Denseness of the set $\{ m+n\alpha : m\in\mathbb{N},n\in\mathbb{Z}\}$ with $\alpha$ irrational [duplicate]
How to prove that the set $\{ m+n\alpha : m\in\mathbb{N},n\in\mathbb{Z}\}$, ($\alpha$ is an irrational number) is dense in $\mathbb{R}$?
Using the fact every additive subgroup of $\mathbb{R}$ is either discrete or dense in $\mathbb{R}$, we can prove that the set $\{ m+n\alpha : m,n\in\mathbb{Z}\}$ is dense in $\mathbb{R}$. But how to prove the denseness of the above set?
In this answer I use the pigeonhole principle to give a short, easy proof that if $\alpha$ is irrational, then $\{n\alpha\bmod 1:n\in\Bbb Z\}$ is dense in $[0,1)$, where $x\bmod 1=x-\lfloor x\rfloor$ is the fractional part of $x$. It’s easy to check that the proof still works if we replace $\Bbb Z$ either by $\Bbb Z^+$ or by $\Bbb Z^-$.
Now let $(a,b)$ be an open interval of real numbers; we can certainly find an interval $(c,d)\subseteq(a,b)$ such that $(c,d)\cap\Bbb Z=\varnothing$. Let $k=\lfloor c\rfloor$; then $0<c-k<d-k<1$, so there is an $n\in\Bbb Z^+$ such that $n\alpha\bmod 1\in(c-k,d-k)$. If $\ell=\lfloor n\alpha\rfloor$, $n\alpha=\ell+(n\alpha\bmod 1)$, so
$$c-k+\ell<n\alpha<d-k+\ell\;.$$
Now let $m=k-\ell$ to find that $c<m+n\alpha<d$ and hence that $m+n\alpha\in(a,b)$.

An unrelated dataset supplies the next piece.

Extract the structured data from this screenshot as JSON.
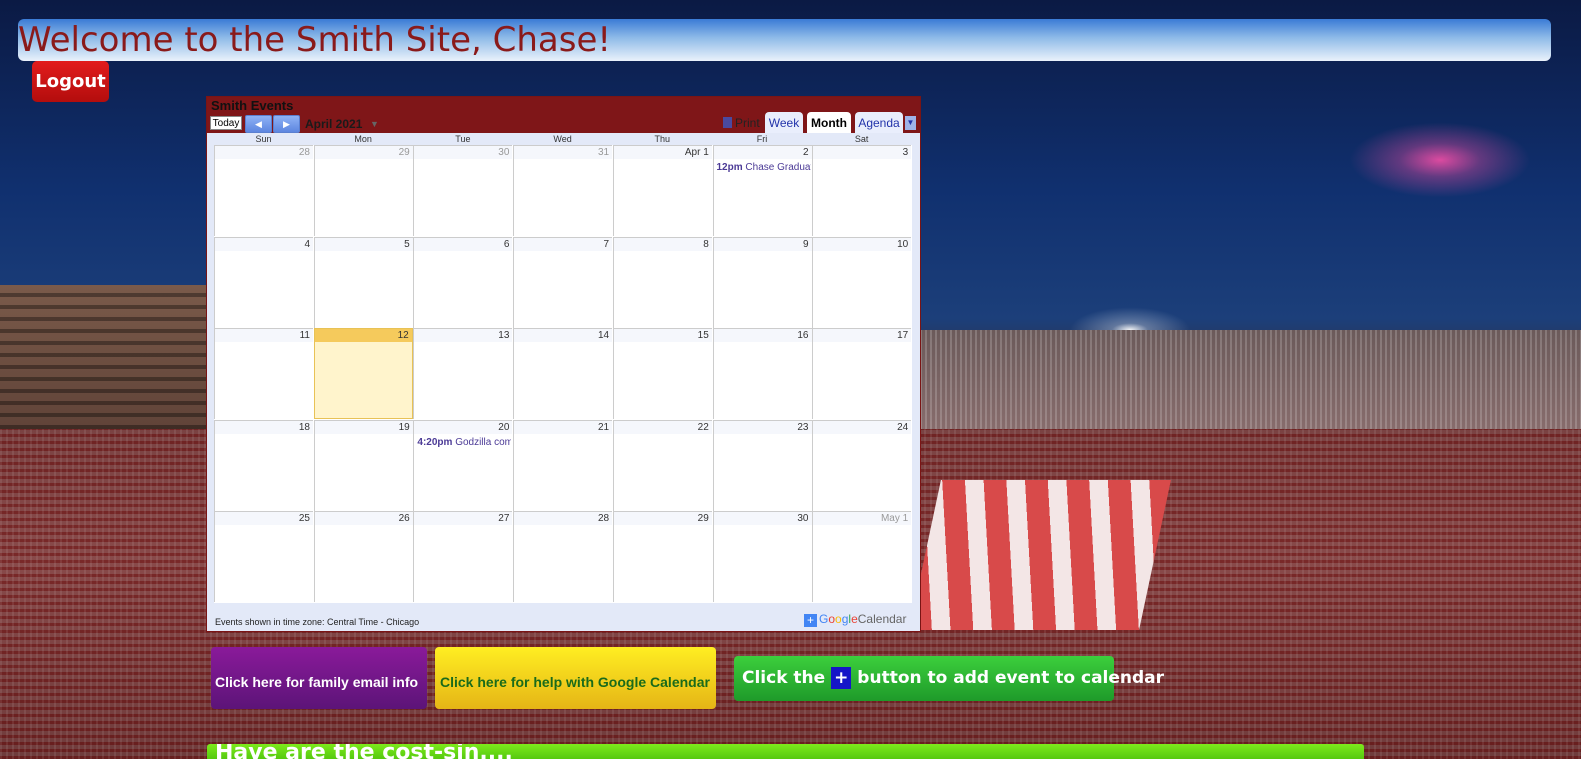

This doesn’t quite work, because $m$ may be negative. To get around that problem, we pick infinitely many pairwise disjoint subintervals of $(c,d)$. Let $\langle c_k:k\in\Bbb N\rangle$ be a strictly increasing sequence lying entirely within the interval $(c,d)$, and for $k\in\Bbb N$ let $I_k=(c_k,c_{k+1})$. If $\alpha>0$, the argument that I applied to $(c,d)$ applies equally well to each of the intervals $I_k$, so for each $k\in\Bbb N$ there is an $n_k\in\Bbb Z^-$ such that $\lfloor c_k\rfloor+(n_k\alpha\bmod 1)\in I_k$; if $\alpha<0$, for each $k\in\Bbb N$ there is an $n_k\in\Bbb Z^+$ such that $\lfloor c_k\rfloor+(n_k\alpha\bmod 1)\in I_k$. In either case the numbers $n_k\alpha$ are negative, and because the intervals $I_k$ are pairwise disjoint, the numbers $n_k$ are distinct, and the set $\{n_k\alpha:k\in\Bbb N\}$ is unbounded. There must therefore be a $k\in\Bbb N$ such that $\lfloor c_k\rfloor-\lfloor n_k\alpha\rfloor>0$, and if we set $m=\lfloor c_k\rfloor-\lfloor n_k\alpha\rfloor$, then $m\in\Bbb N$, and we have $m+n_k\alpha\in I_k\subseteq(a,b)$.
Thus, $\{m+n\alpha:m\in\Bbb N\text{ and }n\in\Bbb Z\}$ meets every non-empty open interval $(a,b)$ and is therefore dense in $\Bbb R$.